Question

Choose the correct graph of the given systems of equations.

y-2x = -1
2y - x = 4
Select one:
O a.
O b.
a
(0, -1) One Solution
b
(2,3) One Solution
P

Answer 1

The correct graph for the system of equations y - 2x = -1 and 2y - x = 4 is the one showing the intersection point at (2, 3).
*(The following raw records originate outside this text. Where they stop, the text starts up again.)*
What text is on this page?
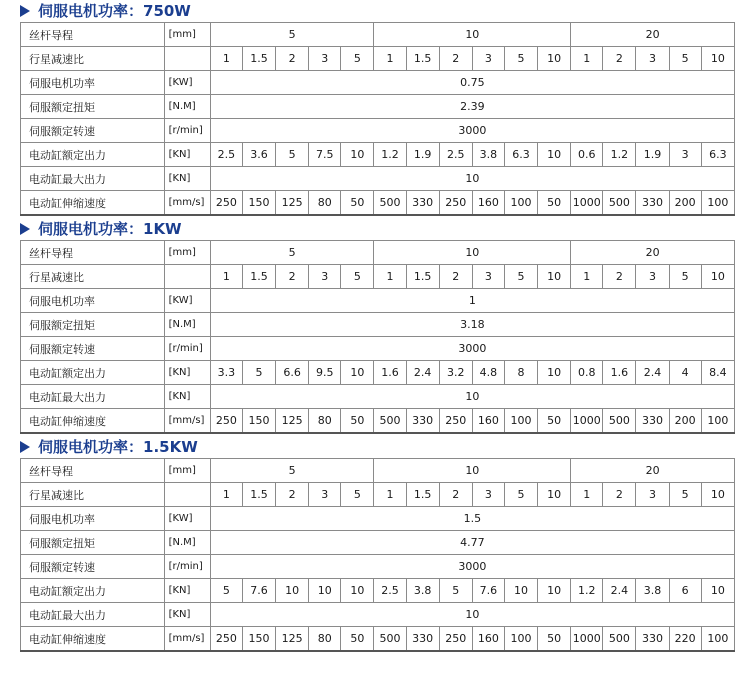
伺服电机功率：750W
丝杆导程	[mm]	5					10						20				
行星减速比		1	1.5	2	3	5	1	1.5	2	3	5	10	1	2	3	5	10
伺服电机功率	[KW]	0.75															
伺服额定扭矩	[N.M]	2.39															
伺服额定转速	[r/min]	3000															
电动缸额定出力	[KN]	2.5	3.6	5	7.5	10	1.2	1.9	2.5	3.8	6.3	10	0.6	1.2	1.9	3	6.3
电动缸最大出力	[KN]	10															
电动缸伸缩速度	[mm/s]	250	150	125	80	50	500	330	250	160	100	50	1000	500	330	200	100
伺服电机功率：1KW
丝杆导程	[mm]	5					10						20				
行星减速比		1	1.5	2	3	5	1	1.5	2	3	5	10	1	2	3	5	10
伺服电机功率	[KW]	1															
伺服额定扭矩	[N.M]	3.18															
伺服额定转速	[r/min]	3000															
电动缸额定出力	[KN]	3.3	5	6.6	9.5	10	1.6	2.4	3.2	4.8	8	10	0.8	1.6	2.4	4	8.4
电动缸最大出力	[KN]	10															
电动缸伸缩速度	[mm/s]	250	150	125	80	50	500	330	250	160	100	50	1000	500	330	200	100
伺服电机功率：1.5KW
丝杆导程	[mm]	5					10						20				
行星减速比		1	1.5	2	3	5	1	1.5	2	3	5	10	1	2	3	5	10
伺服电机功率	[KW]	1.5															
伺服额定扭矩	[N.M]	4.77															
伺服额定转速	[r/min]	3000															
电动缸额定出力	[KN]	5	7.6	10	10	10	2.5	3.8	5	7.6	10	10	1.2	2.4	3.8	6	10
电动缸最大出力	[KN]	10															
电动缸伸缩速度	[mm/s]	250	150	125	80	50	500	330	250	160	100	50	1000	500	330	220	100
By solving the equations, we find that this point is the solution to the system, matching graph b.

Step-by-step explanation:

To choose the correct graph for the system of equations y - 2x = -1 and 2y - x = 4, we need to first solve the equations to find the point of intersection, which will represent the solution to the system of equations.

Step-by-step solution:

1. Rewrite the first equation in slope-intercept form (y = mx + b):
   y = 2x - 1.
2. Rewrite the second equation in slope-intercept form:
   2y = x + 4
   y = (1/2)x + 2.
3. Set the two equations equal to each other to find the x-coordinate of the intersection:
   2x - 1 = (1/2)x + 2.
4. Solve the above equation for x:
   2x - (1/2)x = 2 + 1
   (3/2)x = 3
   x = 2.
5. Substitute x = 2 into one of the original equations to find y:
   y = 2(2) - 1
   y = 3.
6. The solution to the system is (2, 3), so the correct graph must have these coordinates as the point of intersection.

Based on the solution, graph b is correct because it shows the point of intersection (2, 3) which is the one solution to the system.